The Cabin in the Woods Review
Many horror movies come and go and only a few mark us and will get to be worthy conversational topics. The Cabin in the Woods is definitely one of those that will stick, due to its new and interesting approach to the horror/thriller genre. But unfortunately, I can’t really go into any details on why writers extraordinaire Joss Whedon and Drew Goddard exit the horror movie-comfort-zone and make it interesting.
After being shelved for three years due to the studio, The Cabin in the Woods finally sees the light of day. So the teenage gang is composed by (pre-Thor) Chris Hemsworth, Kristen Connolly, Anna Hutchison, Fran Kranz and Jesse Williams. And all you need to know is that they all leave for the weekend to stay in Curt (Hemsworth)’s cousin’s, you guessed it; cabin in the woods. The rest is for you to experience.
The thing about The Cabin in the Woods is that the less you know, the better your experience will be. Going into the story plot-line will give away too many spoilers, and no one wants that. All you need to know is in the trailer and if that doesn’t appeal to you, chances are this movie is not made for you.

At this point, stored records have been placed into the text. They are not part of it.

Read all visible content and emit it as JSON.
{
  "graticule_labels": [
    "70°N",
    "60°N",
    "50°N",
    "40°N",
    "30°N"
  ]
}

The way the movie explores its themes, and by adapting to the most cliché horror-movie standing point and having a reason why. Everything that the characters go through is driven by its own simplicity that it’s being done on purpose. That said, The Cabin in the Woods does a very good job at explaining the genre’s formula and giving it a new fragrance. For once, we see why horror movie’s scenarios often go wrong, and we finally get to assist to why and how, with a very fun take on the matter. The most crucial moment of the story is where the kids subconsciously decide their own sort and observing as “big brother” is a refreshing experience.
The Cabin in the Woods is very gruesome, so fans of the gore will be most pleased (and normal people somewhat unsettled). It also plays a lot with humour by having a comic relief in the gang, even if by times it felt a little over-played. The blend of humour and gore was mostly satisfying and reminiscent of Sam Raimi’s work over the years on the genre.

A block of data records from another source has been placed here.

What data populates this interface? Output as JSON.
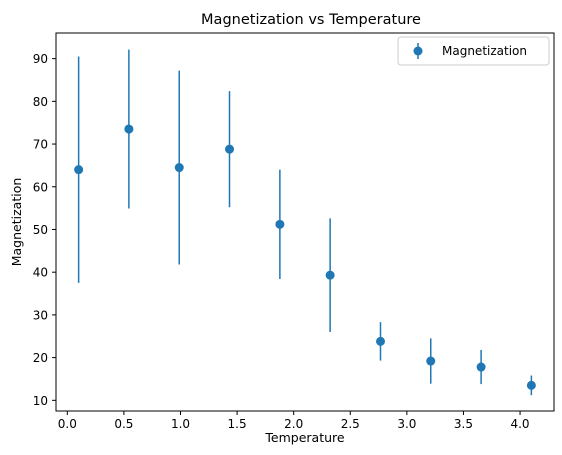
{
  "chart_data": {
    "type": "scatter",
    "title": "Magnetization vs Temperature",
    "xlabel": "Temperature",
    "ylabel": "Magnetization",
    "xlim": [
      -0.1,
      4.3
    ],
    "ylim": [
      7.5,
      96
    ],
    "xticks": [
      0.0,
      0.5,
      1.0,
      1.5,
      2.0,
      2.5,
      3.0,
      3.5,
      4.0
    ],
    "xtick_labels": [
      "0.0",
      "0.5",
      "1.0",
      "1.5",
      "2.0",
      "2.5",
      "3.0",
      "3.5",
      "4.0"
    ],
    "yticks": [
      10,
      20,
      30,
      40,
      50,
      60,
      70,
      80,
      90
    ],
    "ytick_labels": [
      "10",
      "20",
      "30",
      "40",
      "50",
      "60",
      "70",
      "80",
      "90"
    ],
    "grid": false,
    "legend_position": "top-right",
    "series": [
      {
        "name": "Magnetization",
        "color": "#1f77b4",
        "x": [
          0.1,
          0.544,
          0.989,
          1.433,
          1.878,
          2.322,
          2.767,
          3.211,
          3.656,
          4.1
        ],
        "y": [
          64.0,
          73.5,
          64.5,
          68.8,
          51.2,
          39.3,
          23.8,
          19.2,
          17.8,
          13.5
        ],
        "yerr": [
          26.5,
          18.6,
          22.7,
          13.6,
          12.8,
          13.3,
          4.5,
          5.3,
          4.0,
          2.3
        ]
      }
    ]
  }
}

The atmosphere of The Cabin in the Woods was mostly successful by its play on off-cue music and the intensity of the score on key points. Very climatic on most parts thanks to visual/sound synchronicity and the on how it played with the dualism of every situation.

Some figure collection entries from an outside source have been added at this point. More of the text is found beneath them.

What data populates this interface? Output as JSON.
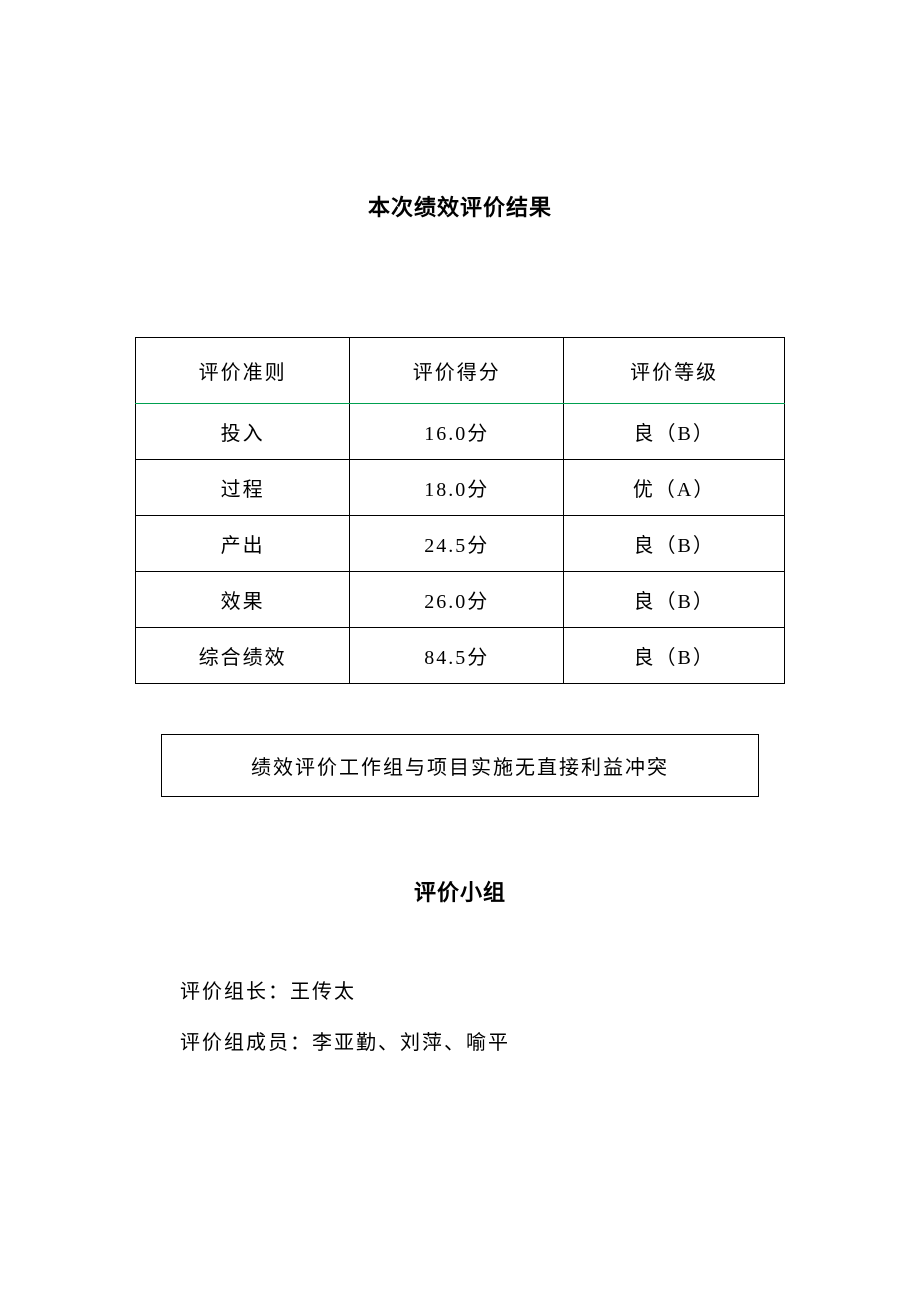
{
  "title": "本次绩效评价结果",
  "table": {
    "headers": {
      "criterion": "评价准则",
      "score": "评价得分",
      "grade": "评价等级"
    },
    "rows": [
      {
        "criterion": "投入",
        "score": "16.0分",
        "grade": "良（B）"
      },
      {
        "criterion": "过程",
        "score": "18.0分",
        "grade": "优（A）"
      },
      {
        "criterion": "产出",
        "score": "24.5分",
        "grade": "良（B）"
      },
      {
        "criterion": "效果",
        "score": "26.0分",
        "grade": "良（B）"
      },
      {
        "criterion": "综合绩效",
        "score": "84.5分",
        "grade": "良（B）"
      }
    ],
    "border_color": "#000000",
    "accent_border_color": "#00a050",
    "font_size": 20
  },
  "statement": "绩效评价工作组与项目实施无直接利益冲突",
  "team": {
    "title": "评价小组",
    "leader_label": "评价组长：",
    "leader_name": "王传太",
    "members_label": "评价组成员：",
    "members_names": "李亚勤、刘萍、喻平"
  },
  "background_color": "#ffffff",
  "text_color": "#000000"
}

The only negative remark that weighted its sympathy towards what the story was trying to accomplish was that The Cabin in the Woods let people in on the “secret” way too early on. The whole reason why this movie’s plot line is so “hush-hush” felt disrupted too soon and gave no fun on trying to figure out on how they got there. Playing more with that aspect would’ve definitely made its concept much more interesting for much longer. Also, a notable mention that Brian White’s character was sadly misused and uplifted for no good reason. In the end, his role just fell flat and didn’t help justifying the intricacy the starting point of the movie offered.
The Cabin in the Woods is definitely a worthwhile experience supported by an intelligent script and interesting approach to the horror/thriller/comedy genre. It has its some falling-short points here and there, but it tends to have more perks for the end result. The ending is arguably what will determine your love or hate for The Cabin in the Woods, and of course the appreciation of trying to do something new and always surprise the audience will always add a plus.
The Cabin in the Woods is a new, fresh and smart experience where horror meets quirky comedy and gruesome violence for the viewer’s benefits. The movie’s short-comings will not necessarily ruin your experience, and the good ones easily overcompensate for it. Whether it’s a movie for you or not, The Cabin in the Woods will make sure to debate the movie’s plot-line with your friends for a while.